Donnerstag, 04. Dezember 2008

Das Acht-Punkte-Programm der FDP zielt darauf ab, dass Schulen fortan mit sinkenden Pauschalzuweisungen vermeintlich mehr `Eigenverantwortung` erhalten. Diese hilft jedoch nicht, die bestehenden Probleme zu lösen, sondern heftet immer größer werdenden Mängeln lediglich ein gut klingendes Etikett an. Letztlich sollen sie vor allem die Folgen einer gravierenden Unterfinanzierung selbst verwalten und verantworten.

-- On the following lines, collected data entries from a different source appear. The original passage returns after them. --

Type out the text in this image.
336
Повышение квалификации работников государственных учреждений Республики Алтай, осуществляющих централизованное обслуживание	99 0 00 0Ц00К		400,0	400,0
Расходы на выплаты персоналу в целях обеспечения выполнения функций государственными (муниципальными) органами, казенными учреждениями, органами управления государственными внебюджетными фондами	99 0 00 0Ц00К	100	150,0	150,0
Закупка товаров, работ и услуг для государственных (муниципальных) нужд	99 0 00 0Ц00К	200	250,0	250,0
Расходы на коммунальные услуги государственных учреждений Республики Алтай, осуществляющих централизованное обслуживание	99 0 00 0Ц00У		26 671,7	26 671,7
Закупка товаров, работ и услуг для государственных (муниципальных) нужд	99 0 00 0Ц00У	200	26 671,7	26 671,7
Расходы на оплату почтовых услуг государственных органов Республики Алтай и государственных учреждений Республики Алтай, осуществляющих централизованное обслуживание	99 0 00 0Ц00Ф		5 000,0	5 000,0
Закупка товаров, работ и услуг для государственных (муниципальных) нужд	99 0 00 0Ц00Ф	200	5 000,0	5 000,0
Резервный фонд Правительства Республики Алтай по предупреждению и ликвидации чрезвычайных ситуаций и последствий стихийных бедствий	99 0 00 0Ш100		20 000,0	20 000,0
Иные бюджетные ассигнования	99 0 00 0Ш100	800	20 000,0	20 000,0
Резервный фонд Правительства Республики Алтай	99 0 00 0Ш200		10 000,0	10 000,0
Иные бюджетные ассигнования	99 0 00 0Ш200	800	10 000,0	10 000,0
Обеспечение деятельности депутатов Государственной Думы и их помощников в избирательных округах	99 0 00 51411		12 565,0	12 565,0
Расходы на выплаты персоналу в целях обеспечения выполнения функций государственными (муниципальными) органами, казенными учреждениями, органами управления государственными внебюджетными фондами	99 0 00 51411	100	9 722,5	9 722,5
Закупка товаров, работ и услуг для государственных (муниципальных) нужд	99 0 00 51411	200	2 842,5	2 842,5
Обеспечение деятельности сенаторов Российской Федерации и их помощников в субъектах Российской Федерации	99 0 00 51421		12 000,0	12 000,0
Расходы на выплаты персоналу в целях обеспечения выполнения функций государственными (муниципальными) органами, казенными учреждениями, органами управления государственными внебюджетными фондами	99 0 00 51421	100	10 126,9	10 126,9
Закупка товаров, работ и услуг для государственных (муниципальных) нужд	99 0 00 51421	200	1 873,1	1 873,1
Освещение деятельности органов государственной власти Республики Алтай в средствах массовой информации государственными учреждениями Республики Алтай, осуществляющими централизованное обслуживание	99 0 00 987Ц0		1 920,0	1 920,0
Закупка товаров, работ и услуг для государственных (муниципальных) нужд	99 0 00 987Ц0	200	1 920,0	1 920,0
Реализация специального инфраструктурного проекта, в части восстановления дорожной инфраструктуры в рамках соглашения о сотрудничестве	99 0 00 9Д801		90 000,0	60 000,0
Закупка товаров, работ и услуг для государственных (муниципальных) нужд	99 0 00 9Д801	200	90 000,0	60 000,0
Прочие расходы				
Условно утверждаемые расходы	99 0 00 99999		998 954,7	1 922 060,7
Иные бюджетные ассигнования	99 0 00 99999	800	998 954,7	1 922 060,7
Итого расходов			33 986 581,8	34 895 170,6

Zum heute von der FDP-Fraktion vorgestellten ´Acht-Punkte-Programm für eine bessere Schulpolitik´ erklärt Barbara Cárdenas, bildungspolitische Sprecherin der Fraktion DIE LINKE. im Hessischen Landtag:

„Das Acht-Punkte-Programm der FDP zielt darauf ab, dass Schulen fortan mit sinkenden Pauschalzuweisungen vermeintlich mehr `Eigenverantwortung` erhalten. Diese hilft jedoch nicht, die bestehenden Probleme zu lösen, sondern heftet immer größer werdenden Mängeln lediglich ein gut klingendes Etikett an. Letztlich sollen sie vor allem die Folgen einer gravierenden Unterfinanzierung selbst verwalten und verantworten.

Schulen demnächst einen Globalhaushalt von 105 Prozent der Mittel für Lehrerstellen zuzuteilen, wie nun von der FDP gefordert, mag sich zwar gut anhören. Aber in der Praxis werden sie ggf. einen Großteil hiervon `eigenverantwortlich` für anderes als die notwendigen Lehrkräfte ausgeben müssen. Wahrscheinlich läuft das auf noch größere Klassen oder eben den Einzug prekärer Beschäftigungsverhältnisse sowie unqualifizierten Personals an Schulen hinaus“.

Schulen benötigten eine bedarfsgerechte, hundertprozentige Finanzierung ihrer Personaldecke sowie zusätzlich eine qualifizierte Vertretungsreserve von 10 Prozent, so Cárdenas. Und darüber hinaus sowohl mehr pädagogische als auch materielle Freiheit.